State policymakers are considering a major reform of the tax code in North Carolina that could include a reduction in the corporate income tax rate. One rationale for doing so is the sense that the state’s competitiveness for economic development is being hampered by a corporate income tax rate that is too high relative to other states. An important question that arises is the extent to which the corporate income tax rate alone makes a big difference in business location and investment decisions? Or do businesses ultimately care about the total amount of taxes they will have to pay in a particular state? With respect to the latter, a soon to be released report suggests that the overall tax burden for businesses in North Carolina may actually be fairly low compared to other states.
Anderson Economic Group (AEG) uses a measure of tax burden that estimates the total amount of state and local taxes paid by businesses in relation to how much money is left after paying expenses. The tax burden ratio is calculated as total business taxes paid as a percentage of the total pre-tax operating margin in a state. AEG ranks all 50 states and Washington, DC based on this measure of tax burden. In the latest analysis, North Carolina has the 8th lowest tax burden in the U.S. based on 2011 data. Only Delaware, Oregon, Utah, Louisiana, Georgia, South Dakota, and Maryland have lower business tax burdens than North Carolina. The states with the highest business tax burdens are: Alaska, North Dakota, Wyoming, Vermont, West Virginia, Maine, Florida, Michigan, South Carolina, and New York.
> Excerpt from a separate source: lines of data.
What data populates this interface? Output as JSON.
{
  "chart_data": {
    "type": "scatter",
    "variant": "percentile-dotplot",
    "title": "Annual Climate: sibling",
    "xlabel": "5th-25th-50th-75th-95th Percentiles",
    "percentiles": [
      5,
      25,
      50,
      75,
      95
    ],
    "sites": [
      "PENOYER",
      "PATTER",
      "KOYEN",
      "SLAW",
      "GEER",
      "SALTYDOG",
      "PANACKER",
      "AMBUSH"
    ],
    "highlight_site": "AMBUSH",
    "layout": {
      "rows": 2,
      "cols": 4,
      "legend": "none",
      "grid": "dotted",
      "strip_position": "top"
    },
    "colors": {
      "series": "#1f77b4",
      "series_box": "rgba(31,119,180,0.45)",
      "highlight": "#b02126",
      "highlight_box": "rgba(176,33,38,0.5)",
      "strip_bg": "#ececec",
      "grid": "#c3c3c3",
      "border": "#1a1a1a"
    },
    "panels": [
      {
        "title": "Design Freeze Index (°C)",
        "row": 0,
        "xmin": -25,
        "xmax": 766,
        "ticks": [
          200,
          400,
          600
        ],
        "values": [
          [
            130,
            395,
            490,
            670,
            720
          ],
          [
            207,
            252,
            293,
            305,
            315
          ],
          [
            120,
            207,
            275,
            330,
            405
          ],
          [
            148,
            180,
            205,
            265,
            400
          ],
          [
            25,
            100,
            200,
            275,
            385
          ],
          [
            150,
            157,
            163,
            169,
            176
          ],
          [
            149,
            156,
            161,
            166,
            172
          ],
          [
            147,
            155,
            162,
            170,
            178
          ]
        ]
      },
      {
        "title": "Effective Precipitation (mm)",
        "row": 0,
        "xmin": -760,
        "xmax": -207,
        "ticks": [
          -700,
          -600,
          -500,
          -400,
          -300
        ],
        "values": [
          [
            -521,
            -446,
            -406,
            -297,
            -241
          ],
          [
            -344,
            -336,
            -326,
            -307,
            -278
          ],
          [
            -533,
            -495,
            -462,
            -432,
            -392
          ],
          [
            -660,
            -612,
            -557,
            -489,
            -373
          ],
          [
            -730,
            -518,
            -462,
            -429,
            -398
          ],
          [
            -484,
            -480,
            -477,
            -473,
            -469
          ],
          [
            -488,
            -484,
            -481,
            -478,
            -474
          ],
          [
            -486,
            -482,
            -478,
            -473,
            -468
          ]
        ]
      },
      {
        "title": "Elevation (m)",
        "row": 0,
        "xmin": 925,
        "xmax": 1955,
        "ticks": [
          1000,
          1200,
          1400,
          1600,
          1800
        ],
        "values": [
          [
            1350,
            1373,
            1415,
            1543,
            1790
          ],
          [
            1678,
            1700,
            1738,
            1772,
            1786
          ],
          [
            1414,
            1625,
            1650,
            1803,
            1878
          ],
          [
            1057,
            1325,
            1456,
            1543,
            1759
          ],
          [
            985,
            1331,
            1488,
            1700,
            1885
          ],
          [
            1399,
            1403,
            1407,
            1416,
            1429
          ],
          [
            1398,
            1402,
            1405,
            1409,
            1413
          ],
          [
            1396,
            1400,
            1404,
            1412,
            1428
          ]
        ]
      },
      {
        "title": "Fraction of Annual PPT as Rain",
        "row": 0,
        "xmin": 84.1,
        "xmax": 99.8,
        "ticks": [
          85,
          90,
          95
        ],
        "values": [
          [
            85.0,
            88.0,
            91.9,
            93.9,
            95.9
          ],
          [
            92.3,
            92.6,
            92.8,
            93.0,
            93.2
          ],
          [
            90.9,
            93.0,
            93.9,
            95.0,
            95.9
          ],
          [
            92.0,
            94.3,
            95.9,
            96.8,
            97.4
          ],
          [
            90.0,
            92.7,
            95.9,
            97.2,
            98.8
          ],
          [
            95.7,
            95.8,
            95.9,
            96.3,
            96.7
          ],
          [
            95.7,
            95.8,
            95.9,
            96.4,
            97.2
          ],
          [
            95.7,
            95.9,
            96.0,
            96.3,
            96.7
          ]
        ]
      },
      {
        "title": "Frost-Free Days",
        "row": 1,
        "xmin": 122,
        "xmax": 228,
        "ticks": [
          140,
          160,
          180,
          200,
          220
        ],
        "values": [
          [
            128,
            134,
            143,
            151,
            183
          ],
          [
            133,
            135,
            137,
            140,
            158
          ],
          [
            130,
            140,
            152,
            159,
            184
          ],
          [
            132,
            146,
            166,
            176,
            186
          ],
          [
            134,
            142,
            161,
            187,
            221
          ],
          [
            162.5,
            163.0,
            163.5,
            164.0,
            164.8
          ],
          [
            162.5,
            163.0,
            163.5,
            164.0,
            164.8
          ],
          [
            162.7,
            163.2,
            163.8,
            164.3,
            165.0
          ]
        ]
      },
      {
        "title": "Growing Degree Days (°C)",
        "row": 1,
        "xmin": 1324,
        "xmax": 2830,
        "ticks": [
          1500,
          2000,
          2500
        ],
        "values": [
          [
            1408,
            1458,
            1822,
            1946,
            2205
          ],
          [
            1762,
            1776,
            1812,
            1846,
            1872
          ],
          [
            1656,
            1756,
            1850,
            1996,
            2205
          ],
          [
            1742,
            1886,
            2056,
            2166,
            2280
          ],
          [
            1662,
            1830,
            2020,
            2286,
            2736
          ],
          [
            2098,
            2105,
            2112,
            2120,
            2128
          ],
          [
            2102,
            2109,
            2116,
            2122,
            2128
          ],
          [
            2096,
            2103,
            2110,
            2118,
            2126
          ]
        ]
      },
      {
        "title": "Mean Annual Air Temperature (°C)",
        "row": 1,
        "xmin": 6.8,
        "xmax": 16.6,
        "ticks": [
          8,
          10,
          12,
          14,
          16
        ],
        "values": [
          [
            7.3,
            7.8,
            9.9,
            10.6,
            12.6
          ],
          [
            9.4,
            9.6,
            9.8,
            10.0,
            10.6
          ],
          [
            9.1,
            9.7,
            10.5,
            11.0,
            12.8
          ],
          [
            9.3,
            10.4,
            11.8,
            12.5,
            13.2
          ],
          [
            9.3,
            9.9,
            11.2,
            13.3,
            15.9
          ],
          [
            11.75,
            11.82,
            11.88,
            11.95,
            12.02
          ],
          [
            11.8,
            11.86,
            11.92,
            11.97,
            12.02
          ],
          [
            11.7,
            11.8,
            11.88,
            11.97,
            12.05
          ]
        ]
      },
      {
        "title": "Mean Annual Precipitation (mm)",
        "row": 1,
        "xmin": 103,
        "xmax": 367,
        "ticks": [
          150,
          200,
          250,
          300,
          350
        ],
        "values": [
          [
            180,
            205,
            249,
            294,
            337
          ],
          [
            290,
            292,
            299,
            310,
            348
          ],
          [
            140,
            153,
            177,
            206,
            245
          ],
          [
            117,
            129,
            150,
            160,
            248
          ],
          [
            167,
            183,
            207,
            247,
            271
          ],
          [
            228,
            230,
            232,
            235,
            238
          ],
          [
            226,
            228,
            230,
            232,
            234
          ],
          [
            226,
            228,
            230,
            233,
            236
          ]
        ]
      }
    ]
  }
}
Interestingly, Texas, currently thought to be a leader in business competitiveness, ranks 17th among the states based on this particular measure of tax burden. Perhaps a closer look at the distribution of the different types of business taxes in each state will reveal some additional insights. AEG will release its full business tax burden report soon.
It is important to note that North Carolina’s position in the AEG state tax burden rankings is in stark contrast to that of some other state business tax studies. For example, the Tax Foundation’s State Business Tax Climate Index shows North Carolina as having the 7th worst tax climate for business among the 50 states. Methodological differences likely can explain some of the divergence in results between the two studies.